Orta sahada hiçbir sıkıntımız olmadığını düşünüyorum. Aabid muazzam paslarına ve mücadelesine devam ediyor. Onun bu performansı bu sezon işimize çok yarayacak. Ndong ise daha tam anlamıyla hazır görüntüsü vermiyor. Bir kaç hafta içerisinde tam anlamıyla oturması gerekiyor. Yoksa Mallan’ı tekrar 11’de görebiliriz. Jospin çok kaliteli, çok iyi bir oyuncu. Fakat geçmiş istatistiklerine baktığımızda cebinde kartla gezen bir oyuncu olduğunu söyleyebiliriz. İrfan Hoca’nın kendisini ciddi bir şekilde uyarması gerekiyor. Aksi takdirde daha çok 10 kişiyle maç tamamlarız. 

Kanatlara gelecek olursak… Mustafa’nın bu hafta elinden geleni yaptığını hatta ve hatta geçtiğimiz haftalara nazaran daha fazla mücadele ettiğini söyleyebilirim. Mouniur’in ise, bu sezon Malatyaspor’un başına gelmiş en iyi şey olduğunu belirtmeden geçmek istemiyorum. Mükemmel bir bileğe sahip, müthiş derecede kaliteli bir oyuncu. Bu yıl en büyük kozlarımızdan bir tanesi. Rakip savunmaların korkulu rüyası olabilecek bir isim. Umarım bu performansını sürdürür. 

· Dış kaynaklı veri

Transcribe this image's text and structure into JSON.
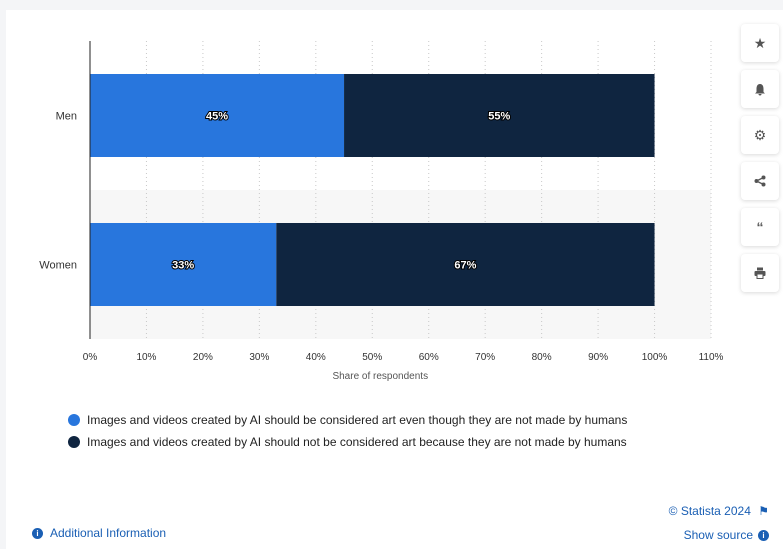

Son olarak forvet hattıyla yazımı sonlandıracağım. Her ne kadar bir asistlik performans ile oynamış olsada Adem Büyük’ün bu hafta etkisiz kaldığını söylemeden geçemeyeceğim. İleri hatta tamamen ipleri elinden bırakan Adem, bu hafta çok fazla geri planda kaldı. Tetteh ise her geçen gün üzerine koyarak bizi mest etmeye devam ediyor. Bu yıl çok can yakacak demedi demeyin. Son bir parantezde Haqi Osman’a… Kesinlikle daha fazla süre alması gerektiğini düşünüyorum. İsmini duyunca heyecanlanıyor, topu ayağına aldığında acaba nasıl bir çalım atacak diye meraklanıyorum. Bu çocuk çok başka. Umarım kaybetmeyiz.